L’espoir se rapporte au but général et pointe vers le ministère. Après la grande œuvre de Dieu sur le Mont Carmel et la défaite des prophètes de Baal, il semble qu’Élie s’attendait à un grand réveil. Au lieu de cela, il a reçu des menaces de mort de Jézabel. Alors Élie s’enfuit dans le désert. Quand Dieu le rencontra, Élie dit : « Cela suffit; maintenant, ô Seigneur, ôte ma vie, car je ne suis pas meilleur que mes pères  » (1 Rois 19:4). Toute sa jalousie pour Dieu semblait ne servir à rien. Tous ses sacrifices et ses souffrances semblaient se retrouver au même endroit. Maintenant, il dit :  » Autant mourir. »

Quand nous commençons à nous demander sérieusement :  » À quoi bon? »et nous avons du mal à trouver une réponse, nous traversons probablement la frontière vers l’épuisement professionnel. L’aimant qui nous attirait vers l’avant a perdu de sa puissance. La lumière merveilleuse au bout du tunnel a disparu. Nous n’étudions plus, ne prions plus et ne prêchons plus avec  » une attente et une espérance avides  » (Philippiens 1:20). Nous devenons cyniques, sarcastiques et blasés.

L’énergie se rapporte à la force corporelle pour le ministère. Paul dit aux Thessaloniciens: « Car vous vous souvenez, frères, de notre travail et de notre labeur: nous avons travaillé nuit et jour, afin que nous ne soyons un fardeau pour aucun de vous, pendant que nous vous annoncions l’évangile de Dieu  » (1 Thessaloniciens 2:9). Bien que fatigué, Paul avait de l’énergie pour le travail. Bien que Jésus ait passé des nuits sans dormir, il a trouvé la force de quelque part pour son travail quotidien.

Lorsque l’épuisement est notre état régulier, peu importe combien nous dormons ou nous reposons, nous sommes probablement entrés dans l’épuisement pastoral. Le carburant que vous versez dans le réservoir s’épuise simplement par le fond, ou il s’assoit et coule sans jamais s’enflammer en énergie réelle.

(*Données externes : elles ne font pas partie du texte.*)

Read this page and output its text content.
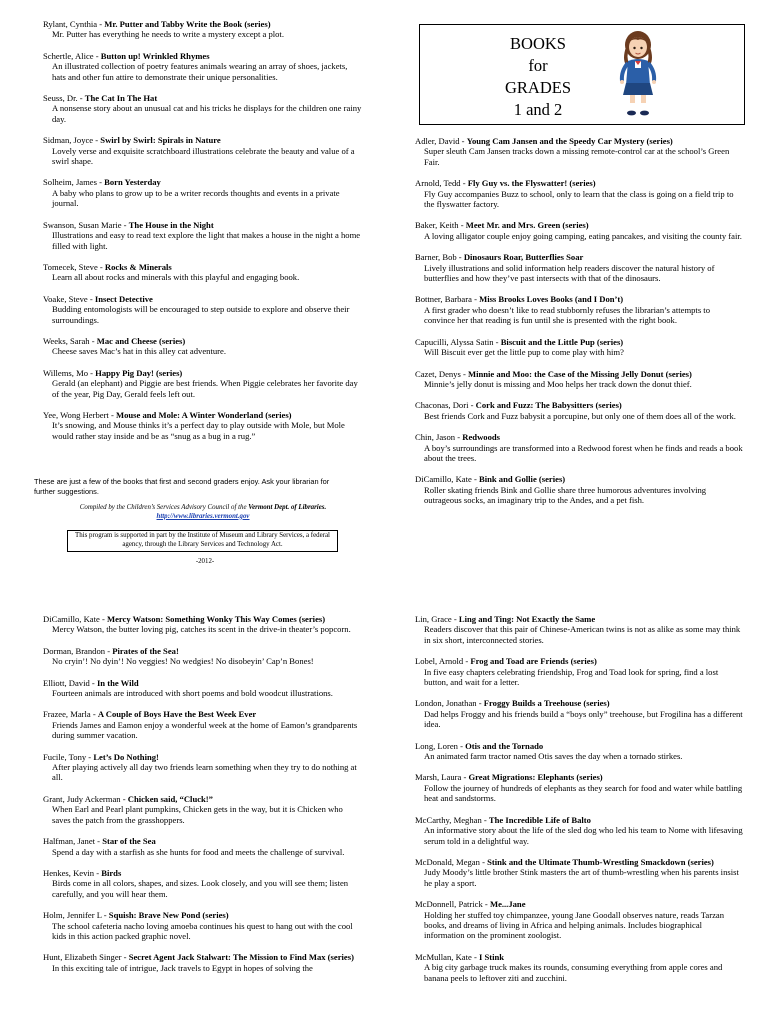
BOOKS
for
GRADES
1 and 2
Rylant, Cynthia - Mr. Putter and Tabby Write the Book (series)
Mr. Putter has everything he needs to write a mystery except a plot.
Schertle, Alice - Button up! Wrinkled Rhymes
An illustrated collection of poetry features animals wearing an array of shoes, jackets, hats and other fun attire to demonstrate their unique personalities.
Seuss, Dr. - The Cat In The Hat
A nonsense story about an unusual cat and his tricks he displays for the children one rainy day.
Sidman, Joyce - Swirl by Swirl: Spirals in Nature
Lovely verse and exquisite scratchboard illustrations celebrate the beauty and value of a swirl shape.
Solheim, James - Born Yesterday
A baby who plans to grow up to be a writer records thoughts and events in a private journal.
Swanson, Susan Marie - The House in the Night
Illustrations and easy to read text explore the light that makes a house in the night a home filled with light.
Tomecek, Steve - Rocks & Minerals
Learn all about rocks and minerals with this playful and engaging book.
Voake, Steve - Insect Detective
Budding entomologists will be encouraged to step outside to explore and observe their surroundings.
Weeks, Sarah - Mac and Cheese (series)
Cheese saves Mac’s hat in this alley cat adventure.
Willems, Mo - Happy Pig Day! (series)
Gerald (an elephant) and Piggie are best friends. When Piggie celebrates her favorite day of the year, Pig Day, Gerald feels left out.
Yee, Wong Herbert - Mouse and Mole: A Winter Wonderland (series)
It’s snowing, and Mouse thinks it’s a perfect day to play outside with Mole, but Mole would rather stay inside and be as “snug as a bug in a rug.”
These are just a few of the books that first and second graders enjoy. Ask your librarian for further suggestions.
Compiled by the Children’s Services Advisory Council of the Vermont Dept. of Libraries.
http://www.libraries.vermont.gov
This program is supported in part by the Institute of Museum and Library Services, a federal agency, through the Library Services and Technology Act.
-2012-
Adler, David - Young Cam Jansen and the Speedy Car Mystery (series)
Super sleuth Cam Jansen tracks down a missing remote-control car at the school’s Green Fair.
Arnold, Tedd - Fly Guy vs. the Flyswatter! (series)
Fly Guy accompanies Buzz to school, only to learn that the class is going on a field trip to the flyswatter factory.
Baker, Keith - Meet Mr. and Mrs. Green (series)
A loving alligator couple enjoy going camping, eating pancakes, and visiting the county fair.
Barner, Bob - Dinosaurs Roar, Butterflies Soar
Lively illustrations and solid information help readers discover the natural history of butterflies and how they’ve past intersects with that of the dinosaurs.
Bottner, Barbara - Miss Brooks Loves Books (and I Don’t)
A first grader who doesn’t like to read stubbornly refuses the librarian’s attempts to convince her that reading is fun until she is presented with the right book.
Capucilli, Alyssa Satin - Biscuit and the Little Pup (series)
Will Biscuit ever get the little pup to come play with him?
Cazet, Denys - Minnie and Moo: the Case of the Missing Jelly Donut (series)
Minnie’s jelly donut is missing and Moo helps her track down the donut thief.
Chaconas, Dori - Cork and Fuzz: The Babysitters (series)
Best friends Cork and Fuzz babysit a porcupine, but only one of them does all of the work.
Chin, Jason - Redwoods
A boy’s surroundings are transformed into a Redwood forest when he finds and reads a book about the trees.
DiCamillo, Kate - Bink and Gollie (series)
Roller skating friends Bink and Gollie share three humorous adventures involving outrageous socks, an imaginary trip to the Andes, and a pet fish.
DiCamillo, Kate - Mercy Watson: Something Wonky This Way Comes (series)
Mercy Watson, the butter loving pig, catches its scent in the drive-in theater’s popcorn.
Dorman, Brandon - Pirates of the Sea!
No cryin’! No dyin’! No veggies! No wedgies! No disobeyin’ Cap’n Bones!
Elliott, David - In the Wild
Fourteen animals are introduced with short poems and bold woodcut illustrations.
Frazee, Marla - A Couple of Boys Have the Best Week Ever
Friends James and Eamon enjoy a wonderful week at the home of Eamon’s grandparents during summer vacation.
Fucile, Tony - Let’s Do Nothing!
After playing actively all day two friends learn something when they try to do nothing at all.
Grant, Judy Ackerman - Chicken said, “Cluck!”
When Earl and Pearl plant pumpkins, Chicken gets in the way, but it is Chicken who saves the patch from the grasshoppers.
Halfman, Janet - Star of the Sea
Spend a day with a starfish as she hunts for food and meets the challenge of survival.
Henkes, Kevin - Birds
Birds come in all colors, shapes, and sizes. Look closely, and you will see them; listen carefully, and you will hear them.
Holm, Jennifer L - Squish: Brave New Pond (series)
The school cafeteria nacho loving amoeba continues his quest to hang out with the cool kids in this action packed graphic novel.
Hunt, Elizabeth Singer - Secret Agent Jack Stalwart: The Mission to Find Max (series)
In this exciting tale of intrigue, Jack travels to Egypt in hopes of solving the
Lin, Grace - Ling and Ting: Not Exactly the Same
Readers discover that this pair of Chinese-American twins is not as alike as some may think in six short, interconnected stories.
Lobel, Arnold - Frog and Toad are Friends (series)
In five easy chapters celebrating friendship, Frog and Toad look for spring, find a lost button, and wait for a letter.
London, Jonathan - Froggy Builds a Treehouse (series)
Dad helps Froggy and his friends build a “boys only” treehouse, but Frogilina has a different idea.
Long, Loren - Otis and the Tornado
An animated farm tractor named Otis saves the day when a tornado stirkes.
Marsh, Laura - Great Migrations: Elephants (series)
Follow the journey of hundreds of elephants as they search for food and water while battling heat and sandstorms.
McCarthy, Meghan - The Incredible Life of Balto
An informative story about the life of the sled dog who led his team to Nome with lifesaving serum told in a delightful way.
McDonald, Megan - Stink and the Ultimate Thumb-Wrestling Smackdown (series)
Judy Moody’s little brother Stink masters the art of thumb-wrestling when his parents insist he play a sport.
McDonnell, Patrick - Me...Jane
Holding her stuffed toy chimpanzee, young Jane Goodall observes nature, reads Tarzan books, and dreams of living in Africa and helping animals. Includes biographical information on the prominent zoologist.
McMullan, Kate - I Stink
A big city garbage truck makes its rounds, consuming everything from apple cores and banana peels to leftover ziti and zucchini.
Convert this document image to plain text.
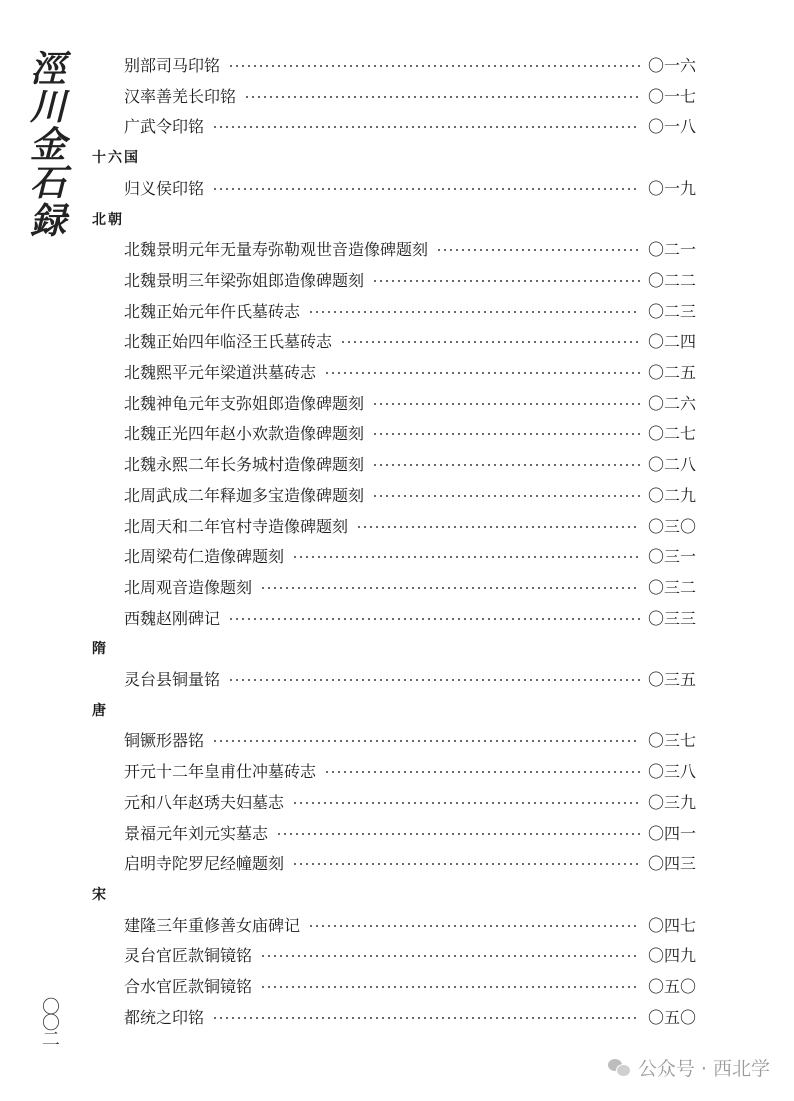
涇
川
金
石
録
别部司马印铭	〇一六
汉率善羌长印铭	〇一七
广武令印铭	〇一八
十六国
归义侯印铭	〇一九
北朝
北魏景明元年无量寿弥勒观世音造像碑题刻	〇二一
北魏景明三年梁弥姐郎造像碑题刻	〇二二
北魏正始元年仵氏墓砖志	〇二三
北魏正始四年临泾王氏墓砖志	〇二四
北魏熙平元年梁道洪墓砖志	〇二五
北魏神龟元年支弥姐郎造像碑题刻	〇二六
北魏正光四年赵小欢款造像碑题刻	〇二七
北魏永熙二年长务城村造像碑题刻	〇二八
北周武成二年释迦多宝造像碑题刻	〇二九
北周天和二年官村寺造像碑题刻	〇三〇
北周梁苟仁造像碑题刻	〇三一
北周观音造像题刻	〇三二
西魏赵刚碑记	〇三三
隋
灵台县铜量铭	〇三五
唐
铜镢形器铭	〇三七
开元十二年皇甫仕冲墓砖志	〇三八
元和八年赵琇夫妇墓志	〇三九
景福元年刘元实墓志	〇四一
启明寺陀罗尼经幢题刻	〇四三
宋
建隆三年重修善女庙碑记	〇四七
灵台官匠款铜镜铭	〇四九
合水官匠款铜镜铭	〇五〇
都统之印铭	〇五〇
〇
〇
二
公众号 · 西北学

Il semble que l’Esprit soit parti. Un manque persistant d’énergie pour le ministère est le signe le plus courant d’épuisement professionnel.

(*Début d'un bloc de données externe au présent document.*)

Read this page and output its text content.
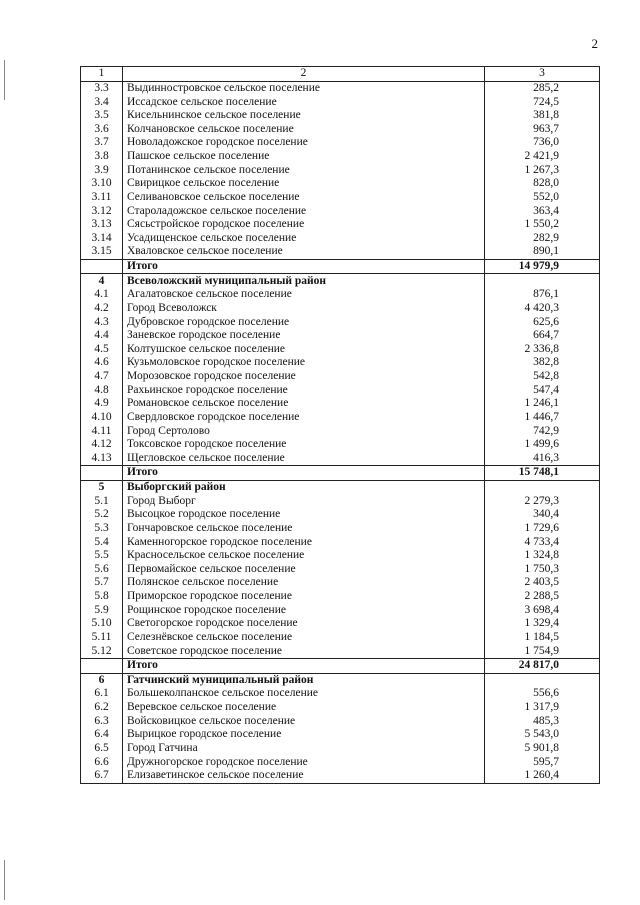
2
1	2	3
3.3	Выдинностровское сельское поселение	285,2
3.4	Иссадское сельское поселение	724,5
3.5	Кисельнинское сельское поселение	381,8
3.6	Колчановское сельское поселение	963,7
3.7	Новоладожское городское поселение	736,0
3.8	Пашское сельское поселение	2 421,9
3.9	Потанинское сельское поселение	1 267,3
3.10	Свирицкое сельское поселение	828,0
3.11	Селивановское сельское поселение	552,0
3.12	Староладожское сельское поселение	363,4
3.13	Сясьстройское городское поселение	1 550,2
3.14	Усадищенское сельское поселение	282,9
3.15	Хваловское сельское поселение	890,1
	Итого	14 979,9
4	Всеволожский муниципальный район	
4.1	Агалатовское сельское поселение	876,1
4.2	Город Всеволожск	4 420,3
4.3	Дубровское городское поселение	625,6
4.4	Заневское городское поселение	664,7
4.5	Колтушское сельское поселение	2 336,8
4.6	Кузьмоловское городское поселение	382,8
4.7	Морозовское городское поселение	542,8
4.8	Рахьинское городское поселение	547,4
4.9	Романовское сельское поселение	1 246,1
4.10	Свердловское городское поселение	1 446,7
4.11	Город Сертолово	742,9
4.12	Токсовское городское поселение	1 499,6
4.13	Щегловское сельское поселение	416,3
	Итого	15 748,1
5	Выборгский район	
5.1	Город Выборг	2 279,3
5.2	Высоцкое городское поселение	340,4
5.3	Гончаровское сельское поселение	1 729,6
5.4	Каменногорское городское поселение	4 733,4
5.5	Красносельское сельское поселение	1 324,8
5.6	Первомайское сельское поселение	1 750,3
5.7	Полянское сельское поселение	2 403,5
5.8	Приморское городское поселение	2 288,5
5.9	Рощинское городское поселение	3 698,4
5.10	Светогорское городское поселение	1 329,4
5.11	Селезнёвское сельское поселение	1 184,5
5.12	Советское городское поселение	1 754,9
	Итого	24 817,0
6	Гатчинский муниципальный район	
6.1	Большеколпанское сельское поселение	556,6
6.2	Веревское сельское поселение	1 317,9
6.3	Войсковицкое сельское поселение	485,3
6.4	Вырицкое городское поселение	5 543,0
6.5	Город Гатчина	5 901,8
6.6	Дружногорское городское поселение	595,7
6.7	Елизаветинское сельское поселение	1 260,4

La joie se rapporte au plaisir spirituel du ministère. Hébreux parle aux membres de l’église du ministère de leurs dirigeants : « Qu’ils le fassent avec joie et non avec des gémissements, car cela ne vous serait d’aucun avantage  » (Hébreux 13:17b). Cela implique qu’il devrait y avoir de la joie pour le pasteur dans son travail. L’Écriture nous dit de nous tourner vers Jésus,  » qui, pour la joie qui était placée devant lui, a enduré la croix  » (Hébreux 12:2).

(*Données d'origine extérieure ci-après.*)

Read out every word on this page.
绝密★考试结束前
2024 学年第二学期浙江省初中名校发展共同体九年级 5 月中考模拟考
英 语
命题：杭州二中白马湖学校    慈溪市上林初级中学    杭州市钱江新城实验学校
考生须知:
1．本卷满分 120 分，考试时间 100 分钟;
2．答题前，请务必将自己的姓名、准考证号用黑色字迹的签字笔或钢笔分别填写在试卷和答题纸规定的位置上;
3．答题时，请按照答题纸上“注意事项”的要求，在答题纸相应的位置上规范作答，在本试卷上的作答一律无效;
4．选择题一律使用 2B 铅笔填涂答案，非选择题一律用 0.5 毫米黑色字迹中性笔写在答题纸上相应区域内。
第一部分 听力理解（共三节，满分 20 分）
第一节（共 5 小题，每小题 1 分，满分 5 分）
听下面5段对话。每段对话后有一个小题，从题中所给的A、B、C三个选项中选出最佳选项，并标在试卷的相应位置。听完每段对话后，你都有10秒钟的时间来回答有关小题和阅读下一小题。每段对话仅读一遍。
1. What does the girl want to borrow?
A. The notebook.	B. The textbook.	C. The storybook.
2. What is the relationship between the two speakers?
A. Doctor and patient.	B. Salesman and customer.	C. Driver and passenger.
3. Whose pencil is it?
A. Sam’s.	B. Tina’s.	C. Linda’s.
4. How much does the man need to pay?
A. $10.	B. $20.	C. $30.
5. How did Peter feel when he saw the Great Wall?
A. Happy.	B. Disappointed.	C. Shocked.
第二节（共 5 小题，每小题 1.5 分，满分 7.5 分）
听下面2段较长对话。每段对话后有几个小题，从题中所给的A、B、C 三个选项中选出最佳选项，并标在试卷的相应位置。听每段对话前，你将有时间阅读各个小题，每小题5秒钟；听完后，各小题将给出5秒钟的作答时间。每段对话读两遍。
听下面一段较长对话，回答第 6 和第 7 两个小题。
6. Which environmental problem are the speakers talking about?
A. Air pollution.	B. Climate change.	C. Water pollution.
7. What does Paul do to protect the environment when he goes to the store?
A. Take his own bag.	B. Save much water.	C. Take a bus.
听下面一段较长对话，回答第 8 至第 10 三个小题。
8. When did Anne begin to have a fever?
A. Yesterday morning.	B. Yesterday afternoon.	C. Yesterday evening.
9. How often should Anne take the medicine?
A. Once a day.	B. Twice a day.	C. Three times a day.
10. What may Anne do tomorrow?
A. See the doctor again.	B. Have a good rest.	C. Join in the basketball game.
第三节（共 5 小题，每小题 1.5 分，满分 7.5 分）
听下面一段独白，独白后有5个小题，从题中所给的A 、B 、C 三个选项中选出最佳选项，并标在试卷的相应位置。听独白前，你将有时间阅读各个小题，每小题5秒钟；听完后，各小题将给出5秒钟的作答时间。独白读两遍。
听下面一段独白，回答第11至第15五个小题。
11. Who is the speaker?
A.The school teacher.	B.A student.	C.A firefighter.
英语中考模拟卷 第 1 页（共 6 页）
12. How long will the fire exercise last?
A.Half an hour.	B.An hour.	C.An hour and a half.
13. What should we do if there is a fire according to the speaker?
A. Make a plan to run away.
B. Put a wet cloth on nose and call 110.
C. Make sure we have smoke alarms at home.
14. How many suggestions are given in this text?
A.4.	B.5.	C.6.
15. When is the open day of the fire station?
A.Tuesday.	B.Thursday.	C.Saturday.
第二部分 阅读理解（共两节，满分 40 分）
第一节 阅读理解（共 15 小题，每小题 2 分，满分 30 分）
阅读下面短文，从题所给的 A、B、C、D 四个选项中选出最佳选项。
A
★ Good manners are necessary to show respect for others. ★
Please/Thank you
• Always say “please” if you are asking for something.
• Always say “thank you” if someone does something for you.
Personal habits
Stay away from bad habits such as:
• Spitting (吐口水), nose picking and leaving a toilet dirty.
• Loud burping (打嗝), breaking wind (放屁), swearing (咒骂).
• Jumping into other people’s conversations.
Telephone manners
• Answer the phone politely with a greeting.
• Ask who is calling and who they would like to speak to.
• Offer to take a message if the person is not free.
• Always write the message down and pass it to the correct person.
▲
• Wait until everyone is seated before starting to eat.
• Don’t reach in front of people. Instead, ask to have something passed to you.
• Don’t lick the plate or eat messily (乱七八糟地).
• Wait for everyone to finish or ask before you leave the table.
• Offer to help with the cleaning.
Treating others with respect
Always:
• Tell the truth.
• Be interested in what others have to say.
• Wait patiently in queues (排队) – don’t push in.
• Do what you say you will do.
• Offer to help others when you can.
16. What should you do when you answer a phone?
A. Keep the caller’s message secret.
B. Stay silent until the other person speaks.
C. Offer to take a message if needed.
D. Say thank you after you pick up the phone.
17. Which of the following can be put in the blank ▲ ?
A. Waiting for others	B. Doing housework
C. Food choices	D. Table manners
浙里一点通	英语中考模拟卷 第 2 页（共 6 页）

Quand tout plaisir dans le ministère s’estompe, quand « conduire la procession à la maison de Dieu avec des cris de joie et des chants de louange » est devenu une chose du passé, rien de plus qu’un vague souvenir, alors nous pourrions vivre un épuisement pastoral. En conséquence, peut-être que nous commencerons à regarder vers le monde pour nous échapper. Quand les fardeaux du ministère sont si accablants que nous demandons au Seigneur de nous tuer, il y a quelque chose d’important qu’il a l’intention de voir (Nombre 11:10-15).

La focalisation concerne l’engagement de l’esprit dans le ministère. L’apôtre Paul a pu oublier ce qui se cache derrière et  » tendre l’avant vers ce qui nous attend » (Philippiens 3:14) parce que ses yeux étaient fixés sur « le prix de l’appel ascendant de Dieu en Jésus-Christ » (Philippiens 3:15). Parce qu’il ne considérait pas sa vie comme précieuse, mais qu’il considérait la grâce de Dieu comme extrêmement précieuse, Paul s’est concentré sur les détails de l’œuvre que Dieu lui avait assignée (Actes 20:22-24).

Lorsque nous nous concentrons sur notre travail, nous avons l’impression d’escalader une montagne, lorsque le maintien de l’attention pendant plus de cinq minutes semble impossible — à côté des autres signes dont nous avons parlé — nous vivons probablement un épuisement pastoral. Vous surprenez-vous régulièrement à regarder l’espace? Lisez-vous les mêmes versets encore et encore sans pouvoir saisir le sens des mots? Vos mouvements sont-ils devenus robotiques, vos pensées se sont brouillées et vos relations sont-elles confuses?

Il est essentiel de discerner et de définir judicieusement l’épuisement pastoral pour trouver la voie sage. Bien que cet article ne soit pas consacré à la solution, je dois au moins dire que la réponse se trouve dans la grâce de notre Dieu, l’évangile de Jésus-Christ et la puissance de Son Esprit.